Thanks to the 2015 landmark Supreme Court decision Obergefell v. Hodges, the LGBTQ community now enjoys the right to marry. This includes the right to end a marriage as well. Still, even with marriage equality the law of the land, same-sex couples still have unique challenges, particularly when it comes to dividing up marital property in a divorce. 

Property division can be a tumultuous part of divorce to begin with. It might be even more troublesome for you as a same-sex spouse. According to CNBC, if you get to divorce court, a judge might not even agree when your union actually started. 

When a same-sex union begins

If you were part of a same-sex couple before the Obergefell decision, you likely lived with your partner and shared many assets between you. Once the Supreme Court legalized same-sex marriage, you had the opportunity to make your union official in the eyes of the law. Still, emotionally and logistically, you feel your union truly began years before Obergefell. 

Deciding the length of your union

If you divorce your same-sex spouse, a judge will have to determine the true length of your union for the purposes of dividing your marital property. Some judges may feel inclined to count your cohabitation together before marriage as part of the time of your union. However, a judge might date your union no further back than the Obergefell decision. 

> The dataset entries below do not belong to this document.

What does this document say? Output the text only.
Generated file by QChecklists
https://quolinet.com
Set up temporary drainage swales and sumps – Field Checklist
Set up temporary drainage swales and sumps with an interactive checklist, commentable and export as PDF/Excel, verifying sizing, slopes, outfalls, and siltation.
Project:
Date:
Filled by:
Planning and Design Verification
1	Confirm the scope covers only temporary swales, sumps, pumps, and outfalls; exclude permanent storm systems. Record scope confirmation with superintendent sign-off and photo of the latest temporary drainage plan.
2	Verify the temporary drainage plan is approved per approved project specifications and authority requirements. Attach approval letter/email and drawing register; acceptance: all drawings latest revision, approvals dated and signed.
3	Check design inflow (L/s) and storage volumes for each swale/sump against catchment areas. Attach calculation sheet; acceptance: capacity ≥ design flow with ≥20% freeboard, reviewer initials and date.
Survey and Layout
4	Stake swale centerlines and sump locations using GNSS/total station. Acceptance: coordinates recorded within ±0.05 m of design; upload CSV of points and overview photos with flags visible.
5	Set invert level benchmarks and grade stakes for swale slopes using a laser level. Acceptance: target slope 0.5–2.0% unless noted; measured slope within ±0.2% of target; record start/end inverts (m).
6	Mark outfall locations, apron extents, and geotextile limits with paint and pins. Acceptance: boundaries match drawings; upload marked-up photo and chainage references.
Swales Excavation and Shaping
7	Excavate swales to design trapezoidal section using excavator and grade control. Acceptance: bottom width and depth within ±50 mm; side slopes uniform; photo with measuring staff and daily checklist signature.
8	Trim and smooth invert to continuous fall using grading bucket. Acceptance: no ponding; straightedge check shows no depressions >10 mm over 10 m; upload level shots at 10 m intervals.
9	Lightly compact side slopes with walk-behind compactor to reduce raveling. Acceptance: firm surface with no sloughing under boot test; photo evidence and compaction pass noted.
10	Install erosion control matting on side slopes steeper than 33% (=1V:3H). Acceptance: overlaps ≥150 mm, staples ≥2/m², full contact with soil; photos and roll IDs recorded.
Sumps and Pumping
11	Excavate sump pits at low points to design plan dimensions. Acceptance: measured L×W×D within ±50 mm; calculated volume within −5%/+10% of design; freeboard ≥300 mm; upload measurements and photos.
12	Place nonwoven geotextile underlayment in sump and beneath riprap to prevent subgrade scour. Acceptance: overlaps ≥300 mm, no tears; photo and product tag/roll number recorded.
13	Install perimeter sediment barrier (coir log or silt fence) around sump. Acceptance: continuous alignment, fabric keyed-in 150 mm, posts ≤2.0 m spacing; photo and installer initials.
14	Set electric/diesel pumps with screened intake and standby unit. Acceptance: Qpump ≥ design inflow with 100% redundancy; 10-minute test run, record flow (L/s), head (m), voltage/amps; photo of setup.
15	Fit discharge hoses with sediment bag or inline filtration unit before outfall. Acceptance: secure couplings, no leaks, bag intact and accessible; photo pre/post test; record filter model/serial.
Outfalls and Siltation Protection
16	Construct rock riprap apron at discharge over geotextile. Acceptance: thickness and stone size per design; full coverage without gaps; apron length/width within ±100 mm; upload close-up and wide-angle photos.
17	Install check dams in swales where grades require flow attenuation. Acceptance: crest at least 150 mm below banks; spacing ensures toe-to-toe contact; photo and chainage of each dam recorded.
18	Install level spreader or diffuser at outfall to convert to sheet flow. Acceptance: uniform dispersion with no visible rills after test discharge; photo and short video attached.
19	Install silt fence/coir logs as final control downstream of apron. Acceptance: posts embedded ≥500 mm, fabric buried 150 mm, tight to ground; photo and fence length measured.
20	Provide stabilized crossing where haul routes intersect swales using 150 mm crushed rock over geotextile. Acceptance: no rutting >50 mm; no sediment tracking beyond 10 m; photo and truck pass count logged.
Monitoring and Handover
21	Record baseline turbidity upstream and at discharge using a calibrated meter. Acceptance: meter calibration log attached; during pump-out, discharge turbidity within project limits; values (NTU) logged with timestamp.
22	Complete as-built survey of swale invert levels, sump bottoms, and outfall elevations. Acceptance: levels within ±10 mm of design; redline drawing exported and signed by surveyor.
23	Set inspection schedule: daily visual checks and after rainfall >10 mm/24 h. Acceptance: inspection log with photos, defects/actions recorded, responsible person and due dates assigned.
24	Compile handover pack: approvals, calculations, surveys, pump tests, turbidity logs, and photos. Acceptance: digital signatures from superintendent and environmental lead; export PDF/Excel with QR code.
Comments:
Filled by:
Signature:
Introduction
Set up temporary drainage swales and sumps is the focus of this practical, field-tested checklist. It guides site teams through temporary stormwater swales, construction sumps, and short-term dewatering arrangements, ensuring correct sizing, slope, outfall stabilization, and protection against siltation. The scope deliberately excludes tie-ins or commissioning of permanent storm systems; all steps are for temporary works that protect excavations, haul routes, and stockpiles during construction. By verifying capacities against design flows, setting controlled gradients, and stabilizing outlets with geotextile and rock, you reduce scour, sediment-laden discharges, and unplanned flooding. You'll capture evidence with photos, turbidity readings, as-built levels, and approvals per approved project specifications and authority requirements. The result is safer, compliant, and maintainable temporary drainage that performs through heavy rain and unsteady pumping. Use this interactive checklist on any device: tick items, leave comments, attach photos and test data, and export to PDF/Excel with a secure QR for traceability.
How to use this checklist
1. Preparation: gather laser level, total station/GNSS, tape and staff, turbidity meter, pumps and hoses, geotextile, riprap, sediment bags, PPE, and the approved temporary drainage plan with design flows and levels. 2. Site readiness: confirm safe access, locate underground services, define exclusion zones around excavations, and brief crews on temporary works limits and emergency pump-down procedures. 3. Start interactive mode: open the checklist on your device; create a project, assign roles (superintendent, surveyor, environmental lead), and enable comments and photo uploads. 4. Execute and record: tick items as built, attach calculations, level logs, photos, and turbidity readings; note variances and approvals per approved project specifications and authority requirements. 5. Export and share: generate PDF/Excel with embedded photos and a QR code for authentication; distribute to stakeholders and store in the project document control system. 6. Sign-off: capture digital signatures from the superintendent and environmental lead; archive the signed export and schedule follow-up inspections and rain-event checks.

Limiting your union to the time since Obergefell can be a problem if you were the low earning spouse in the relationship. If a judge only counts the marital assets from your legally recognized marriage, you might not get as much spousal support as you would if a judge counted the full period of your union. 

Proving the length of your relationship

There are ways you can try to convince a judge that you had a viable relationship with your same-sex partner before Obergefell. You might produce documents showing a joint ownership of a home, a shared bank account or a jointly owned credit card. You may also have loan documents and bills with your name and your spouse’s name on them. Still, there is no guarantee a judge will consider these arguments, so prepare yourself for a number of possible outcomes.